What is so galling is the sheer presumption that someone else has to pay for a personal passion, whether it is wanted, whether it is of quality, and whether the money could be better spent on say, respite care or transport infrastructure.

I don’t expect government to fund my passions: reading, writing and political activity. I don’t expect government to fund my community activities supporting NGOs, or my time volunteering. Yet throw an arts-blanket over anything from a short story to dropping a turd and filming it, and someone will have their hand out.

Too often, as we saw recently in the UK Arts Council, the people with their hands out aren’t even artists, but arts bureaucrats. Stephen Pollard opens with this gem:

The Arts Council was set up to ignore the public’s wishes and provide an income to organisations that they would not receive through the free choices made by consumers.

As an example, I propose the “leaving do” of the recently sacked Chairman.

Only this wasn’t a leaving do. Heavens, no.
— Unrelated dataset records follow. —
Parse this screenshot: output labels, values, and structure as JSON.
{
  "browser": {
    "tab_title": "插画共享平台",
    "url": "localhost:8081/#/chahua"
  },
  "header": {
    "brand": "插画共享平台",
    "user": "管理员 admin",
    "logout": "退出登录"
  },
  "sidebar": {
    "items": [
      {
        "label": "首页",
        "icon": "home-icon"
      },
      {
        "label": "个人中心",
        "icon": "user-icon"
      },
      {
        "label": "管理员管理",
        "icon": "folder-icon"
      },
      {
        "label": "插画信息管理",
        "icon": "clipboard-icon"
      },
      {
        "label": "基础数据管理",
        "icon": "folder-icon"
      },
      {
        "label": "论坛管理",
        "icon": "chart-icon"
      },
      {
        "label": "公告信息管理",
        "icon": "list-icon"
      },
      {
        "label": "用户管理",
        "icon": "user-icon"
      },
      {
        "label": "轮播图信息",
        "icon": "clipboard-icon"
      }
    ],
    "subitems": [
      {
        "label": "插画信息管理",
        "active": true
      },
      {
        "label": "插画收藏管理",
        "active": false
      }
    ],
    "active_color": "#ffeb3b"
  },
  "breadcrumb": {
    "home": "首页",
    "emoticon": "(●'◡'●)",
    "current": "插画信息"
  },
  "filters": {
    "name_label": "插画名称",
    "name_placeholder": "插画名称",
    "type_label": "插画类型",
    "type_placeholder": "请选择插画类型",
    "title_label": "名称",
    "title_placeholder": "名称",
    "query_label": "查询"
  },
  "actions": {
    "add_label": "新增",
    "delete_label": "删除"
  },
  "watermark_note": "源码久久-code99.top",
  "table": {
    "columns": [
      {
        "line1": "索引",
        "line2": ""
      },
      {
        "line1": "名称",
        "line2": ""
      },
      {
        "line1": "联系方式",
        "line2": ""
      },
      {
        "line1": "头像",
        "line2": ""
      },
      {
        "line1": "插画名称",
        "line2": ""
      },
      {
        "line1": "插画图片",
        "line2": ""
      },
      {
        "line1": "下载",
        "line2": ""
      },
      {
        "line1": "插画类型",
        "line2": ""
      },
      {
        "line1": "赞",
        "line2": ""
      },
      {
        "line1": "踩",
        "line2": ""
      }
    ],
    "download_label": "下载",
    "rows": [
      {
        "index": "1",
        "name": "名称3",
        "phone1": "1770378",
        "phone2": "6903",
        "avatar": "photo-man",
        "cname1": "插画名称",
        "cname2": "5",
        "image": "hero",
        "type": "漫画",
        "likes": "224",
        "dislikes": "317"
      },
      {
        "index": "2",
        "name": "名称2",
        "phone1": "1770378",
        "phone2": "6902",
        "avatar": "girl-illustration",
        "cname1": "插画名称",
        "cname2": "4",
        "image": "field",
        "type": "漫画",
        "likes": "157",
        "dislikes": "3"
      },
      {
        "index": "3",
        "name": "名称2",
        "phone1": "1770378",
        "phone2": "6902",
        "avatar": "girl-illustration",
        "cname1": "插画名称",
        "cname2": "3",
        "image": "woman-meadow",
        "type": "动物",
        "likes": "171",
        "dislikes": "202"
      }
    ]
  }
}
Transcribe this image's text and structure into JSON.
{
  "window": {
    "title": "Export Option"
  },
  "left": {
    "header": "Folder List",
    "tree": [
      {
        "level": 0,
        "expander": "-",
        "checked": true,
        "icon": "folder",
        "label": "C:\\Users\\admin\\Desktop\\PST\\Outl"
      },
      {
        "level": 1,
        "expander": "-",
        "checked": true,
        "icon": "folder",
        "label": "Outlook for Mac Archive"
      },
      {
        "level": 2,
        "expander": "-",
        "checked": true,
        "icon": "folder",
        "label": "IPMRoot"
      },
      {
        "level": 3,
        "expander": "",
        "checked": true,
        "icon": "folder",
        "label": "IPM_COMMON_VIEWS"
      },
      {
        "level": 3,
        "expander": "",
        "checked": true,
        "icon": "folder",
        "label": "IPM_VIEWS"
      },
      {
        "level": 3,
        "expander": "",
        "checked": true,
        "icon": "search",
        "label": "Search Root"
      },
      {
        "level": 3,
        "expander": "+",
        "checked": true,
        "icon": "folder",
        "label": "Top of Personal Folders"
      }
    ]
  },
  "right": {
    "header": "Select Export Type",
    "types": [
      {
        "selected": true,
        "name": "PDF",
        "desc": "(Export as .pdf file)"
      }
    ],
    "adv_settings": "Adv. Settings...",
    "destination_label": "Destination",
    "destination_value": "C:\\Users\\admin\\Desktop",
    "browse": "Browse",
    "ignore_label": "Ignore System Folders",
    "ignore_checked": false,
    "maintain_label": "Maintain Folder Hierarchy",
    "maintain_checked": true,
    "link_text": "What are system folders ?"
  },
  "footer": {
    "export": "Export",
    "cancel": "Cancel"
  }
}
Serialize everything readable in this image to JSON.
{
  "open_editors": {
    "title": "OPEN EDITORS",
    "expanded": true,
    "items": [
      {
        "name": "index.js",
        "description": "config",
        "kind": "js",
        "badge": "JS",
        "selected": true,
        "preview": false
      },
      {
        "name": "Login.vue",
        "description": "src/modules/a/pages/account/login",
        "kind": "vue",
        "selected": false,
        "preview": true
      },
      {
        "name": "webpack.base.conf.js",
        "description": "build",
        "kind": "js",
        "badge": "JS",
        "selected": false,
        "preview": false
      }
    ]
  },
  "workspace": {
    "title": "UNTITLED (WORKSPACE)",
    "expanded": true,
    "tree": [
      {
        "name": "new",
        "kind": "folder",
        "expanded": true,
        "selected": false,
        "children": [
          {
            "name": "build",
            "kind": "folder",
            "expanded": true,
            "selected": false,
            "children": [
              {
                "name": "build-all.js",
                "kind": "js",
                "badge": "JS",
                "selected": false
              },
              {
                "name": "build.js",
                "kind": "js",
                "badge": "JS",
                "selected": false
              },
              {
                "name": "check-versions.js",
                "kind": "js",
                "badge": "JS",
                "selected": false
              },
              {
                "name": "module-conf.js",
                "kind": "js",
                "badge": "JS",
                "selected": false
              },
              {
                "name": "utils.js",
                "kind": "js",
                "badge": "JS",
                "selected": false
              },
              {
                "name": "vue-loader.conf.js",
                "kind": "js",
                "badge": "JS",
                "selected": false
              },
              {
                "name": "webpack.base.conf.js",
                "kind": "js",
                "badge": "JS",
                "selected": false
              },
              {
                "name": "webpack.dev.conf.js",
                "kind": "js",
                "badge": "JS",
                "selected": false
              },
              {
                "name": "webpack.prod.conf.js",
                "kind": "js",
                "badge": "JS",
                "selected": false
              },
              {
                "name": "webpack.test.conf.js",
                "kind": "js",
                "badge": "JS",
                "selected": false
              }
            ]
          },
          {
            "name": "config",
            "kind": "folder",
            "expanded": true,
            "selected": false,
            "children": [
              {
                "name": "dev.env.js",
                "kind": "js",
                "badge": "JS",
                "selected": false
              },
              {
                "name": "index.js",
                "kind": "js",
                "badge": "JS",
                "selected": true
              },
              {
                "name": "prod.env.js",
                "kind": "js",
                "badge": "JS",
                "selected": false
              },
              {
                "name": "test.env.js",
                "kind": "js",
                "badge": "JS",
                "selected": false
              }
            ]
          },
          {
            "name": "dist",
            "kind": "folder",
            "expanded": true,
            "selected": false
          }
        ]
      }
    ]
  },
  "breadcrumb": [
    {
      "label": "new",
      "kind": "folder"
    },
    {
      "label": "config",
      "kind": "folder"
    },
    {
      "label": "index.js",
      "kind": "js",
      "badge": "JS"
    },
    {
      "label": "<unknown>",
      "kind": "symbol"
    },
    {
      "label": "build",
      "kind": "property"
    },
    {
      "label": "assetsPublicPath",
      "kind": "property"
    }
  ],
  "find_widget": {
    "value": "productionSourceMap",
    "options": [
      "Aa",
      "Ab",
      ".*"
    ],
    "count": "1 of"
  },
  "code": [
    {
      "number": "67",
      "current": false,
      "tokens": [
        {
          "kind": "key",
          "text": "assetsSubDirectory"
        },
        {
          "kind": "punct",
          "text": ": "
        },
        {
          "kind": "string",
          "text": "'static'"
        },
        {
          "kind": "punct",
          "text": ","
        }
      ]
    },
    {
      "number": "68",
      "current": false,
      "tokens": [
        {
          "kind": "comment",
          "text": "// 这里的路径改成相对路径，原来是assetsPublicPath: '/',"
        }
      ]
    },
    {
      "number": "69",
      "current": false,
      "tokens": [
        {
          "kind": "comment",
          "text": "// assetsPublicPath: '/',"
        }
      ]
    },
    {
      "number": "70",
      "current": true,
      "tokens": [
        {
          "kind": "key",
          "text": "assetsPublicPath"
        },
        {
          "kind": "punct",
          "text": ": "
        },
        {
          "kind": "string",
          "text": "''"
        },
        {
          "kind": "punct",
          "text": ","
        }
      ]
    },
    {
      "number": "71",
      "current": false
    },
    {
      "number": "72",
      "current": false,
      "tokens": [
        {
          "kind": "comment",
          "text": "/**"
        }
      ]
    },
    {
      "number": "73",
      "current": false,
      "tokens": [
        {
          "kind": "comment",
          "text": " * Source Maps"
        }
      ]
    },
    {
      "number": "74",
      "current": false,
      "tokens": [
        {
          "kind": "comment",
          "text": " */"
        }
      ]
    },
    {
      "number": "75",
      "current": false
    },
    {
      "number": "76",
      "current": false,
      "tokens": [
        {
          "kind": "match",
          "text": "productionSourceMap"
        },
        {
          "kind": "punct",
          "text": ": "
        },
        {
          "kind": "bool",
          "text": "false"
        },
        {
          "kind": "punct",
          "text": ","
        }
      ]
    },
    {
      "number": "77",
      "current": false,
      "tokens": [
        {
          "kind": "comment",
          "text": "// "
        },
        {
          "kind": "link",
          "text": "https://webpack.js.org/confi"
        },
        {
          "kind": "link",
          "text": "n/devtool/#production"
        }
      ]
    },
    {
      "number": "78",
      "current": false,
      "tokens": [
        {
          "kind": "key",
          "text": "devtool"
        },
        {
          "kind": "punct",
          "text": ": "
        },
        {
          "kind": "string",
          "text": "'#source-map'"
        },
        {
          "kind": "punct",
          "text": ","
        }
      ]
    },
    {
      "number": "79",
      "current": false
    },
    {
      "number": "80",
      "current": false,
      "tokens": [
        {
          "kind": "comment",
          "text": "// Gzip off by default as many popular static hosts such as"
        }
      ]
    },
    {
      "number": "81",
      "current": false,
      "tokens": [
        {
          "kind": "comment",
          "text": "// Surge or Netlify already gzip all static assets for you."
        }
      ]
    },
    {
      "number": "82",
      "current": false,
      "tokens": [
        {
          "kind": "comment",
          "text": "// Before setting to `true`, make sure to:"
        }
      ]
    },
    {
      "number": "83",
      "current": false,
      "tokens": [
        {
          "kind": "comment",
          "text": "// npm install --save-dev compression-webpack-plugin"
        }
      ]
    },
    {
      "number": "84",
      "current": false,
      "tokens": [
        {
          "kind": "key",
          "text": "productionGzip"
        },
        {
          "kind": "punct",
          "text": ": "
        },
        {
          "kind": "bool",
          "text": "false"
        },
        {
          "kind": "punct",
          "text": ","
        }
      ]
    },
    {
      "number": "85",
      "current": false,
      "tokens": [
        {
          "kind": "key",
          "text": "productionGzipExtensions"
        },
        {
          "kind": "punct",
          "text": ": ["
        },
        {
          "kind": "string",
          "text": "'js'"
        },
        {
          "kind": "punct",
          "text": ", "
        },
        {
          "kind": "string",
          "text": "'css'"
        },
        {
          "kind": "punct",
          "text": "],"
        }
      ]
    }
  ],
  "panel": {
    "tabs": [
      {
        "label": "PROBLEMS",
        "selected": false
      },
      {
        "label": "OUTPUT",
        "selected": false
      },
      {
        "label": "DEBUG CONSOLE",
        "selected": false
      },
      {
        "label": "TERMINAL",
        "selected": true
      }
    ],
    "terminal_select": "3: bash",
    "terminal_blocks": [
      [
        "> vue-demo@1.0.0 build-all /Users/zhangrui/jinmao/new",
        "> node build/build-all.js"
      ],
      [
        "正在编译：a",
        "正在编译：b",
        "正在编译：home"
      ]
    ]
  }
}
It was, according to an Arts Council official, a “thought leadership piece which will help stimulate debate and discussion among the key stakeholders present”.

The reason that this official had to come up with such drivel is that the leaving do – sorry, thought leadership piece – cost £8,000. When the Arts Council first sought permission and funding for the event, the Department for Culture, Media and Sport said no. So the quangocrats simply ignored that and reclassified the party as a “thought leadership piece”.

Read the article  and weep. And know that the same contempt for the sacrifice ordinary people make to fund government rules the day here, too. And the same artistic hubris is used to justify showering cash on a narrative-making class that creatively, and consistently, supports the Left.